Eu acredito que um treinador possa embirrar com um jogador (por exemplo JJ "gosta" disso) agora vários treinadores embirrarem com o mesmo jogador. E quando um jogador até tem oportunidades em vários clubes e com vários treinadores e nenhum aposta nele, algo se passa.

Particularmente, Pereirinha e Carriço nunca demonstraram o que vocês defendem neles. Nunca. E não foi por falta de oportunidades. Se são cepos? Claro que não. São melhores que muitos estrangeiros que abundam na nossa Liga, sem dúvida. Mas não são o que dizem deles.

Jorge disse...

O pior e por cada gajo destes que e desaproveitado aos vinte ha dezenas de miudos com imenso potencial que deixam de jogar ou nunca chegam a faze-lo.

Miguel Nunes disse...

Jorge, na mouche.

Bruno disse...

Como adepto Sportinguista e de futebol com classe, Pereirinha deixa-me muitas saudades e fico desapontado por este não ter jogado mais vezes com a camisola sagrada. É um verdadeiro jogador de futebol. Vou continuar a seguir a sua carreira e veremos se não volta ao Sporting no futuro, seria bom.

Anónimo disse...

Único Médio das B com futuro...certamente nunca viu um jogo da B do Sporting. Nem mesmo quando foram ganhar fácil ao Dragão.

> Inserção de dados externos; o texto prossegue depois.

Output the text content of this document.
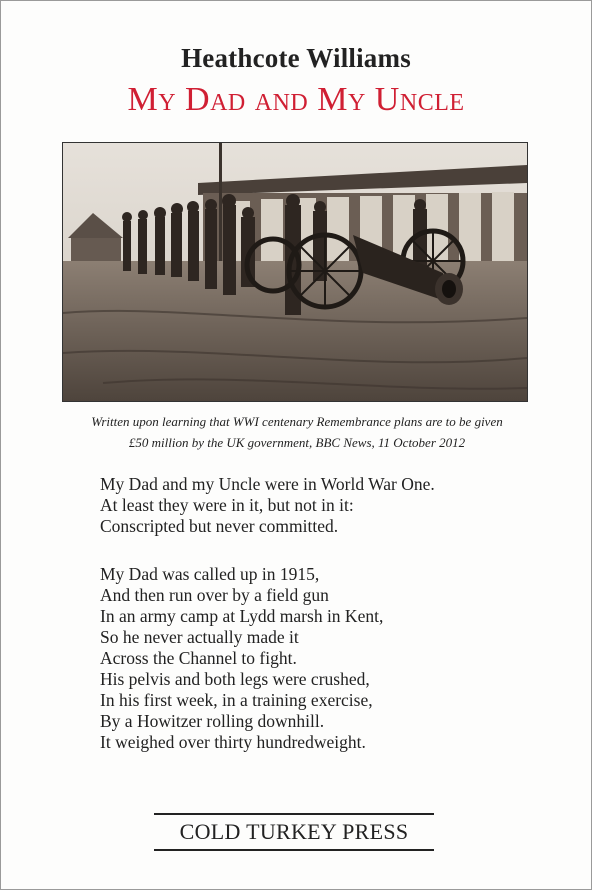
Heathcote Williams
My Dad and My Uncle
Written upon learning that WWI centenary Remembrance plans are to be given
£50 million by the UK government, BBC News, 11 October 2012
My Dad and my Uncle were in World War One.
At least they were in it, but not in it:
Conscripted but never committed.
My Dad was called up in 1915,
And then run over by a field gun
In an army camp at Lydd marsh in Kent,
So he never actually made it
Across the Channel to fight.
His pelvis and both legs were crushed,
In his first week, in a training exercise,
By a Howitzer rolling downhill.
It weighed over thirty hundredweight.
COLD TURKEY PRESS
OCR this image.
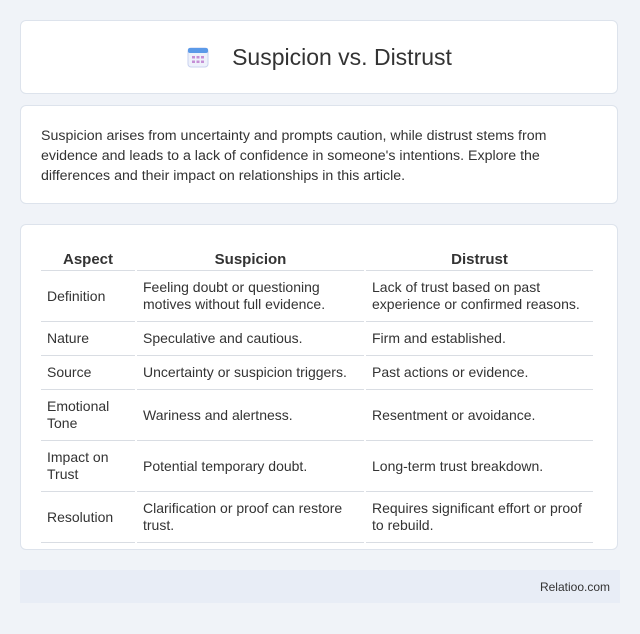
Suspicion vs. Distrust

Suspicion arises from uncertainty and prompts caution, while distrust stems from evidence and leads to a lack of confidence in someone's intentions. Explore the differences and their impact on relationships in this article.

Aspect	Suspicion	Distrust
Definition	Feeling doubt or questioning motives without full evidence.	Lack of trust based on past experience or confirmed reasons.
Nature	Speculative and cautious.	Firm and established.
Source	Uncertainty or suspicion triggers.	Past actions or evidence.
Emotional Tone	Wariness and alertness.	Resentment or avoidance.
Impact on Trust	Potential temporary doubt.	Long-term trust breakdown.
Resolution	Clarification or proof can restore trust.	Requires significant effort or proof to rebuild.
Relatioo.com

Fique atento a João Mário, Chaby ou Zezinho...apenas a titulo de exemplo.

Red disse...

O problema é que em Portugal prefere-se, inexplicavelmente, apostar num estrangeiro de 19/20 a um português de 21 anos! Não há seriedade mínima nesta "Onda" das equipas B que durará tanto como da última vez... E assim se desperdiçam talentos nacionais, em detrimento de estrangeiros, muitos deles sem categoria, prejudicando assim a seleção, que neste momento são 11 jogadores e pouco mais! É CR7 mais 10 jogadores de qualidade e pouco mais! No Euro2016 será interessante ver que equipa apresentaremos, com Ronaldo com 31 anos!

Miguel Nunes disse...

e começa mt antes Red, qd se escolhe o gordo q marca do meio campo ou mete a bola mais longe, e se senta o talentoso. Temos mt maus treinadores,q prejudicam o futuro do futebol em Portugal logo a começar pelas escolhas que fazem desde cedo.

Pedro disse...

Caro Anónimo das 15:42,

O jogo entre as equipas B do Porto e do Sporting, foi jogado em Rio Maior, a "casa" do Sporting B.

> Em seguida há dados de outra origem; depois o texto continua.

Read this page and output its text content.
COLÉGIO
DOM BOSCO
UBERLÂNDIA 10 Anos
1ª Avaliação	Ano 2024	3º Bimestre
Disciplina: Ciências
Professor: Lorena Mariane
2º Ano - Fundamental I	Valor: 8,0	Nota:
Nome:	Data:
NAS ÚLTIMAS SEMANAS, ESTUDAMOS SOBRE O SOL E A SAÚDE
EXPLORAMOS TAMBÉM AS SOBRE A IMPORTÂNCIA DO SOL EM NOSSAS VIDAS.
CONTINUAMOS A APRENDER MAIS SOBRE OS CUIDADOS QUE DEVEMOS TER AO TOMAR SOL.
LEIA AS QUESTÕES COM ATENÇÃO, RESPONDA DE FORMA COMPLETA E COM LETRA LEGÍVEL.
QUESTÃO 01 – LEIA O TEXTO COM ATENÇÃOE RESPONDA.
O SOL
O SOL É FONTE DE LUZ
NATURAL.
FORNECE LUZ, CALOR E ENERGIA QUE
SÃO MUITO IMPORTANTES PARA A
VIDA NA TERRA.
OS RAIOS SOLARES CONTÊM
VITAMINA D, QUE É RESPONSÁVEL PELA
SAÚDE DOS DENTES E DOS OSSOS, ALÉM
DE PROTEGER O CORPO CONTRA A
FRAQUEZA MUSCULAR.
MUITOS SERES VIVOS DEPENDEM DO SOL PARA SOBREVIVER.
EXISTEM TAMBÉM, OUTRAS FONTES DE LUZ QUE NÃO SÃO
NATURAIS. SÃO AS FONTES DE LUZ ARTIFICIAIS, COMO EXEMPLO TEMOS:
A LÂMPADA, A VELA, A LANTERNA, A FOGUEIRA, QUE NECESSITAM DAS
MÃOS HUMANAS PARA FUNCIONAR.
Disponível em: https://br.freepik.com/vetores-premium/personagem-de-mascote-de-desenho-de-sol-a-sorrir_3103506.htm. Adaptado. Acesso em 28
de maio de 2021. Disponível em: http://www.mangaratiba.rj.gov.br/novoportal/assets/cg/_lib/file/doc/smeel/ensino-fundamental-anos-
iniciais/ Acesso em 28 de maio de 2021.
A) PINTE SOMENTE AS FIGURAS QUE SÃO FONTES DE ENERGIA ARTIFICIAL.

Além disso o Chaby não jogou e o Porto jogou com 10 durante 20'.

Não seja mentiroso.

Quanto ao Pereirinha, concordo com uma opinião escrita mais acima, por muito que goste de ler as análises aqui no "LE", tendo a concordar que vocês são bastante românticos.

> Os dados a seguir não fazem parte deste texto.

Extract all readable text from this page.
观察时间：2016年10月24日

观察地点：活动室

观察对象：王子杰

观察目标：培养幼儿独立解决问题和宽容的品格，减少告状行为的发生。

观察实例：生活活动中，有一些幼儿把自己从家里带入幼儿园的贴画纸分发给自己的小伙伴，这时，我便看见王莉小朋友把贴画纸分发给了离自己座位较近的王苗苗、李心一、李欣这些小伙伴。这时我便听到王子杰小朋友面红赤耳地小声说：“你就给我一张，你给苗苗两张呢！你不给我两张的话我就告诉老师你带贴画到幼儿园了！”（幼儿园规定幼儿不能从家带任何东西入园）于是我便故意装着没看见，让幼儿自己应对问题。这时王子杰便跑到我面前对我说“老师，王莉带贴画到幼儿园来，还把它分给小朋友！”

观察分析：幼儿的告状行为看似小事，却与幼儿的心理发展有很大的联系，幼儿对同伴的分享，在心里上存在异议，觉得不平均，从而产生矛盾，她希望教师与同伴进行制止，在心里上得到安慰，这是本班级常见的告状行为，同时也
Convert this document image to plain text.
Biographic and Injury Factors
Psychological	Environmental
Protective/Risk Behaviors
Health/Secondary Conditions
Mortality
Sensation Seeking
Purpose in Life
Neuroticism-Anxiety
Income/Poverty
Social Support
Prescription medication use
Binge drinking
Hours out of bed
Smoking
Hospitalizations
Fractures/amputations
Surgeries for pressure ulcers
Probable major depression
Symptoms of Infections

O futebol se fosse e corresse de acordo com o que vocês escrevem, não teria metade da piada.

Isso e insistirem em insultar diariamente os treinadores portugueses. Aqui concordo com o JJ, os treinadores "tugas" dão 15-0 à maioria dos seus congéneres estrangeiros.

Com ou sem miúdos portugueses.

Miguel Nunes disse...

quem é q insiste em insultar treinadores portugueses?!?!

Pedro disse...

Caro Miguel,

Basta ver o que aqui já foi escrito de treinadores como José Mota, Jaime Pacheco, Manuel Machado, etc.

Eu acho que a maioria dos treinadores gostava de jogar um futebol atraente e atacante, mas infelizmente na Liga Portuguesa isso não chega.

Aliás basta ver o jogo hoje do paços-benfica.

O paços troca bem a bola? troca.

E isso chega para ganhar ao benfica? Não.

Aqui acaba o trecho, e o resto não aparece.